I promised some Balinese recipes, but haven’t gotten around to blogging them yet.

Babi kecap is popular and easy to make, once you have ground your pastes! It does, however, use almost ½ bottle of kecap manis (sweet soy sauce) which you’ll have to bring with you from Indonesia. I use less (I don’t like my food too sweet) and made the spice mixture while preparing the basic paste, which made cooking this dish very quick and easy.

Before I go on, if you want to explore Balinese food for yourself, this site has a great collection of recipes, including spice mixtures, dips and sauces.

Babi Kecap

500g pork,
2 long red chillies (mild),
5 hot chillies,
5 shallots,
3 cloves garlic,
ca. 2cm ginger,
ca. 2cm fresh tumeric (1 tsp powder),
ca. 2cm lesser galangal (kencur),
ca. 2cm greater galangal (laos),
¼ tsp shrimp paste (blachan),
1 tsp salt,
1 tsp pepper;
2-4 tbsp kecap manis;
2 tbsp oil

Cut the pork into strips. Grind the shallots, chillies, shallots, garlic and roots (how I wish I had a mini-food-processor!) and mix in pepper, salt, oil and kecap manis. Coat pork thoroughly with this mixture, place in a pot and cover with water. Simmer slowly for at least 1h until most of the water has boiled away and the pork is meltingly tender.

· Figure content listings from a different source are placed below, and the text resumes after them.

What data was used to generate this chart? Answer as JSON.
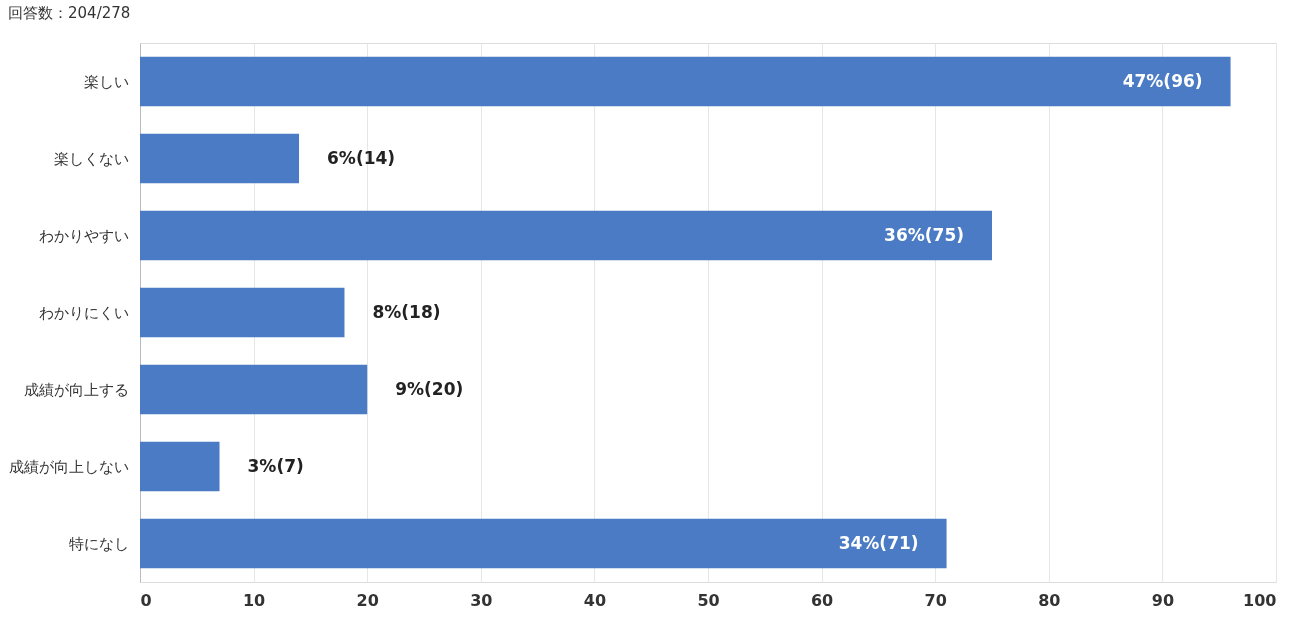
{
  "chart_data": {
    "type": "bar",
    "orientation": "horizontal",
    "title": "回答数：204/278",
    "categories": [
      "楽しい",
      "楽しくない",
      "わかりやすい",
      "わかりにくい",
      "成績が向上する",
      "成績が向上しない",
      "特になし"
    ],
    "values": [
      96,
      14,
      75,
      18,
      20,
      7,
      71
    ],
    "value_labels": [
      "47%(96)",
      "6%(14)",
      "36%(75)",
      "8%(18)",
      "9%(20)",
      "3%(7)",
      "34%(71)"
    ],
    "color": "#4a7bc4",
    "xlim": [
      0,
      100
    ],
    "xticks": [
      0,
      10,
      20,
      30,
      40,
      50,
      60,
      70,
      80,
      90,
      100
    ],
    "grid": "x"
  }
}
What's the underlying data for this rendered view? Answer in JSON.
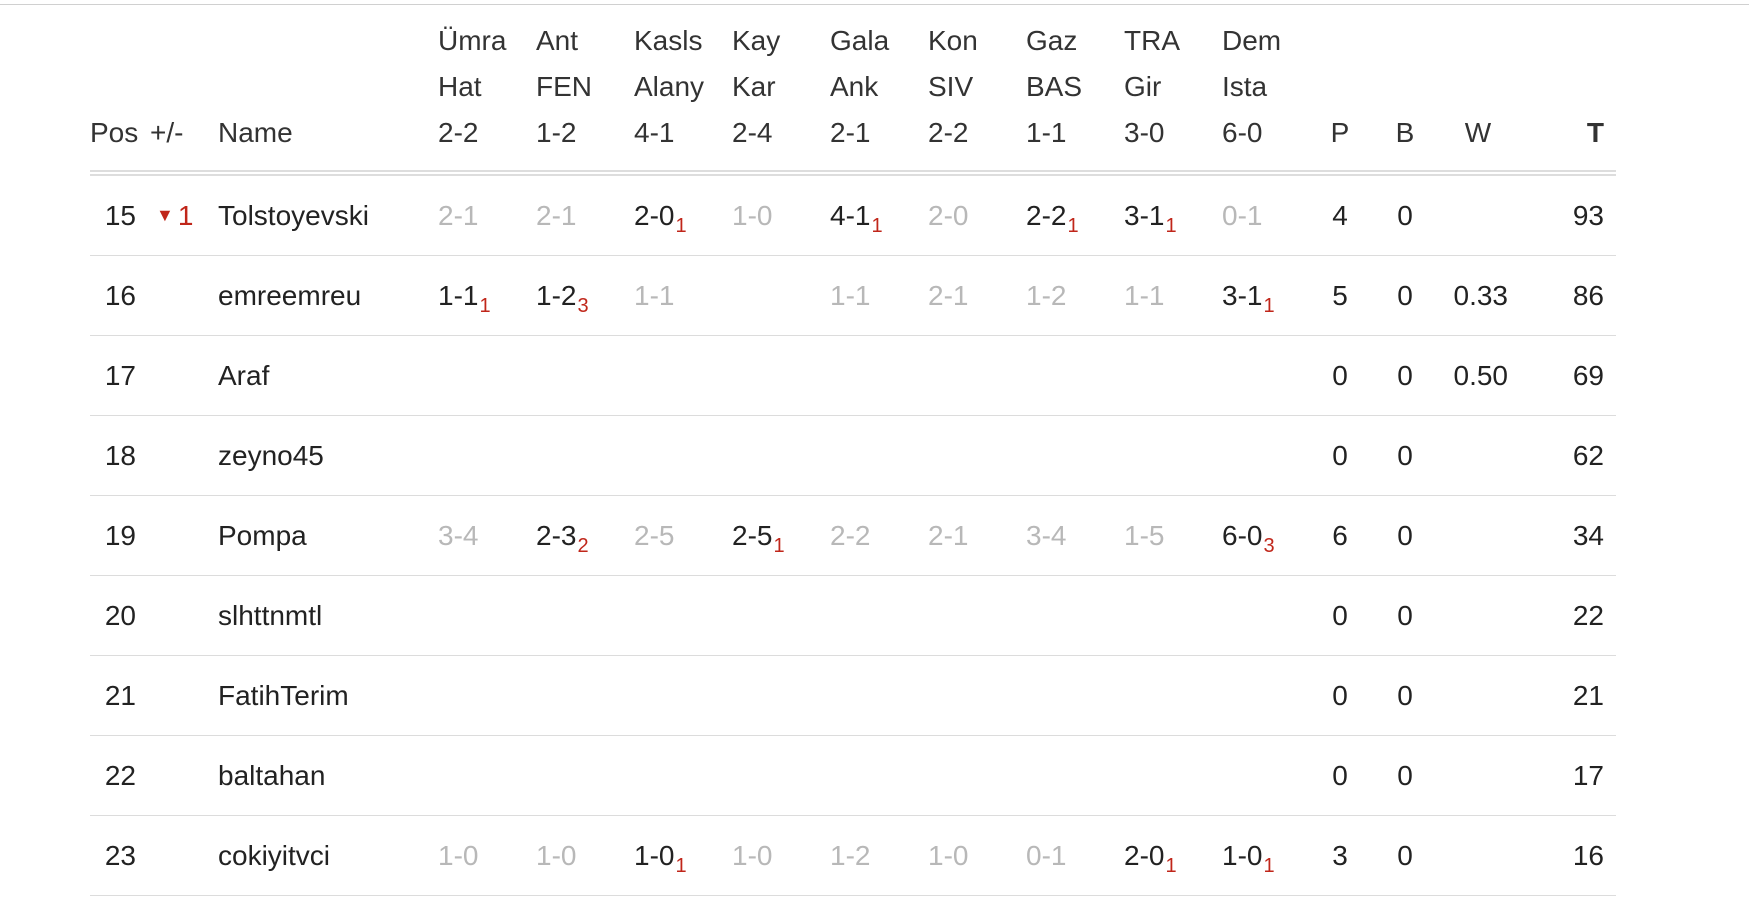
{
  "columns": {
    "pos": "Pos",
    "move": "+/-",
    "name": "Name",
    "matches": [
      {
        "home": "Ümra",
        "away": "Hat",
        "score": "2-2"
      },
      {
        "home": "Ant",
        "away": "FEN",
        "score": "1-2"
      },
      {
        "home": "Kasls",
        "away": "Alany",
        "score": "4-1"
      },
      {
        "home": "Kay",
        "away": "Kar",
        "score": "2-4"
      },
      {
        "home": "Gala",
        "away": "Ank",
        "score": "2-1"
      },
      {
        "home": "Kon",
        "away": "SIV",
        "score": "2-2"
      },
      {
        "home": "Gaz",
        "away": "BAS",
        "score": "1-1"
      },
      {
        "home": "TRA",
        "away": "Gir",
        "score": "3-0"
      },
      {
        "home": "Dem",
        "away": "Ista",
        "score": "6-0"
      }
    ],
    "p": "P",
    "b": "B",
    "w": "W",
    "t": "T"
  },
  "rows": [
    {
      "pos": "15",
      "move": {
        "dir": "down",
        "value": "1"
      },
      "name": "Tolstoyevski",
      "preds": [
        {
          "score": "2-1",
          "pts": ""
        },
        {
          "score": "2-1",
          "pts": ""
        },
        {
          "score": "2-0",
          "pts": "1"
        },
        {
          "score": "1-0",
          "pts": ""
        },
        {
          "score": "4-1",
          "pts": "1"
        },
        {
          "score": "2-0",
          "pts": ""
        },
        {
          "score": "2-2",
          "pts": "1"
        },
        {
          "score": "3-1",
          "pts": "1"
        },
        {
          "score": "0-1",
          "pts": ""
        }
      ],
      "p": "4",
      "b": "0",
      "w": "",
      "t": "93"
    },
    {
      "pos": "16",
      "move": null,
      "name": "emreemreu",
      "preds": [
        {
          "score": "1-1",
          "pts": "1"
        },
        {
          "score": "1-2",
          "pts": "3"
        },
        {
          "score": "1-1",
          "pts": ""
        },
        {
          "score": "",
          "pts": ""
        },
        {
          "score": "1-1",
          "pts": ""
        },
        {
          "score": "2-1",
          "pts": ""
        },
        {
          "score": "1-2",
          "pts": ""
        },
        {
          "score": "1-1",
          "pts": ""
        },
        {
          "score": "3-1",
          "pts": "1"
        }
      ],
      "p": "5",
      "b": "0",
      "w": "0.33",
      "t": "86"
    },
    {
      "pos": "17",
      "move": null,
      "name": "Araf",
      "preds": [],
      "p": "0",
      "b": "0",
      "w": "0.50",
      "t": "69"
    },
    {
      "pos": "18",
      "move": null,
      "name": "zeyno45",
      "preds": [],
      "p": "0",
      "b": "0",
      "w": "",
      "t": "62"
    },
    {
      "pos": "19",
      "move": null,
      "name": "Pompa",
      "preds": [
        {
          "score": "3-4",
          "pts": ""
        },
        {
          "score": "2-3",
          "pts": "2"
        },
        {
          "score": "2-5",
          "pts": ""
        },
        {
          "score": "2-5",
          "pts": "1"
        },
        {
          "score": "2-2",
          "pts": ""
        },
        {
          "score": "2-1",
          "pts": ""
        },
        {
          "score": "3-4",
          "pts": ""
        },
        {
          "score": "1-5",
          "pts": ""
        },
        {
          "score": "6-0",
          "pts": "3"
        }
      ],
      "p": "6",
      "b": "0",
      "w": "",
      "t": "34"
    },
    {
      "pos": "20",
      "move": null,
      "name": "slhttnmtl",
      "preds": [],
      "p": "0",
      "b": "0",
      "w": "",
      "t": "22"
    },
    {
      "pos": "21",
      "move": null,
      "name": "FatihTerim",
      "preds": [],
      "p": "0",
      "b": "0",
      "w": "",
      "t": "21"
    },
    {
      "pos": "22",
      "move": null,
      "name": "baltahan",
      "preds": [],
      "p": "0",
      "b": "0",
      "w": "",
      "t": "17"
    },
    {
      "pos": "23",
      "move": null,
      "name": "cokiyitvci",
      "preds": [
        {
          "score": "1-0",
          "pts": ""
        },
        {
          "score": "1-0",
          "pts": ""
        },
        {
          "score": "1-0",
          "pts": "1"
        },
        {
          "score": "1-0",
          "pts": ""
        },
        {
          "score": "1-2",
          "pts": ""
        },
        {
          "score": "1-0",
          "pts": ""
        },
        {
          "score": "0-1",
          "pts": ""
        },
        {
          "score": "2-0",
          "pts": "1"
        },
        {
          "score": "1-0",
          "pts": "1"
        }
      ],
      "p": "3",
      "b": "0",
      "w": "",
      "t": "16"
    }
  ],
  "colors": {
    "accent": "#c0261a",
    "muted": "#b8b8b8",
    "text": "#222222",
    "divider": "#dcdcdc"
  }
}
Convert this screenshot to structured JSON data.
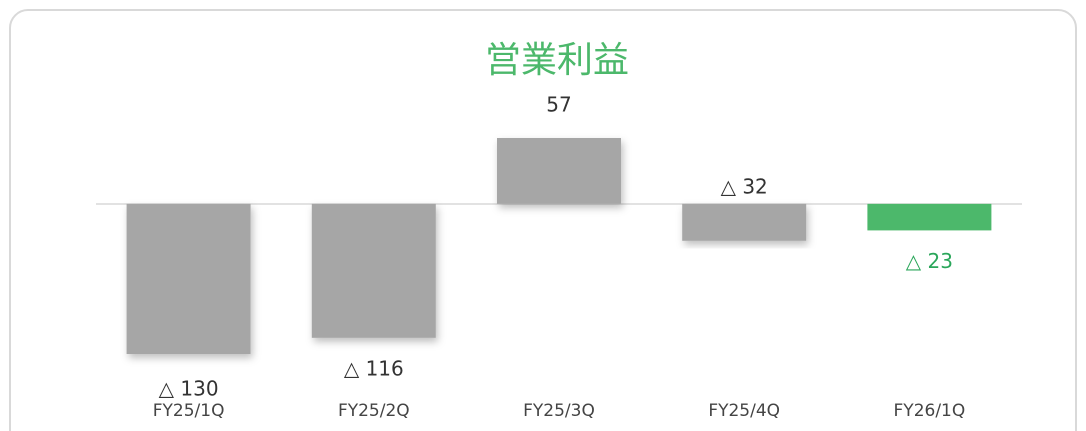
{
  "chart_data": {
    "type": "bar",
    "title": "営業利益",
    "categories": [
      "FY25/1Q",
      "FY25/2Q",
      "FY25/3Q",
      "FY25/4Q",
      "FY26/1Q"
    ],
    "values": [
      -130,
      -116,
      57,
      -32,
      -23
    ],
    "value_labels": [
      "△ 130",
      "△ 116",
      "57",
      "△ 32",
      "△ 23"
    ],
    "colors": [
      "#a6a6a6",
      "#a6a6a6",
      "#a6a6a6",
      "#a6a6a6",
      "#4cb86b"
    ]
  }
}
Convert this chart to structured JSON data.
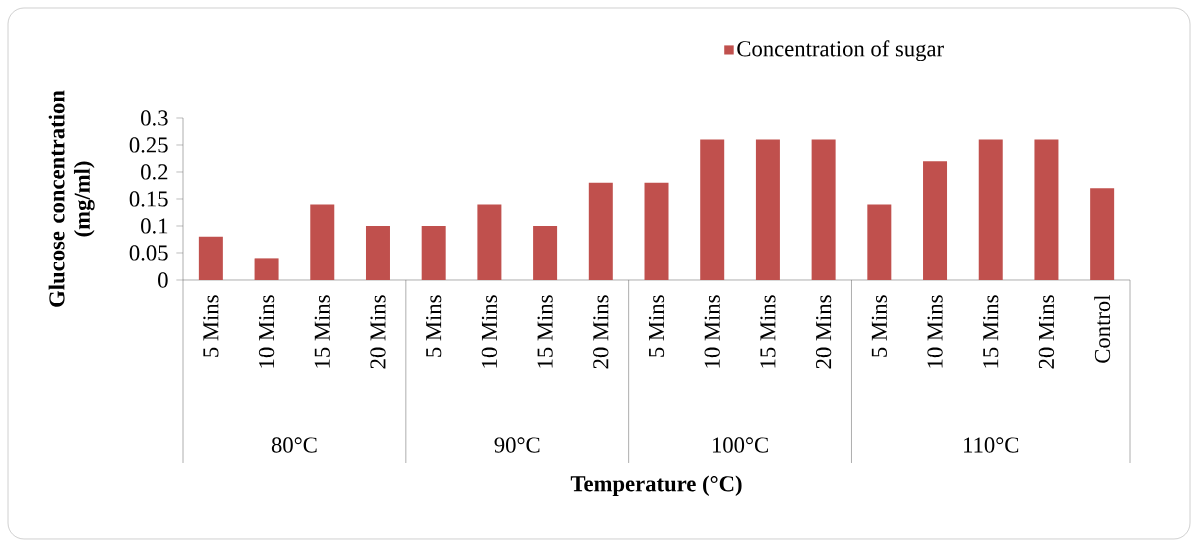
{
  "chart_data": {
    "type": "bar",
    "xlabel": "Temperature (°C)",
    "ylabel": "Glucose concentration (mg/ml)",
    "categories": [
      "5 Mins",
      "10 Mins",
      "15 Mins",
      "20 Mins",
      "5 Mins",
      "10 Mins",
      "15 Mins",
      "20 Mins",
      "5 Mins",
      "10 Mins",
      "15 Mins",
      "20 Mins",
      "5 Mins",
      "10 Mins",
      "15 Mins",
      "20 Mins",
      "Control"
    ],
    "series": [
      {
        "name": "Concentration of sugar",
        "color": "#c0504d",
        "values": [
          0.08,
          0.04,
          0.14,
          0.1,
          0.1,
          0.14,
          0.1,
          0.18,
          0.18,
          0.26,
          0.26,
          0.26,
          0.14,
          0.22,
          0.26,
          0.26,
          0.17
        ]
      }
    ],
    "annotations": [
      "80°C",
      "90°C",
      "100°C",
      "110°C"
    ],
    "ylim": [
      0,
      0.3
    ],
    "yticks": [
      0,
      0.05,
      0.1,
      0.15,
      0.2,
      0.25,
      0.3
    ],
    "legend": "top right"
  }
}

Surprisingly, no frying is involved, so skim the dish when it first comes to the boil. Since the wording on the above website and Bumbu Bali’s (Ubud) recipe booklet are almost identical, they may have cribbed from each other. The other recipes I’ve found online all use flour and powdered ginger and are far from authentic. They, too, are all copied from a common source. Either way, this works!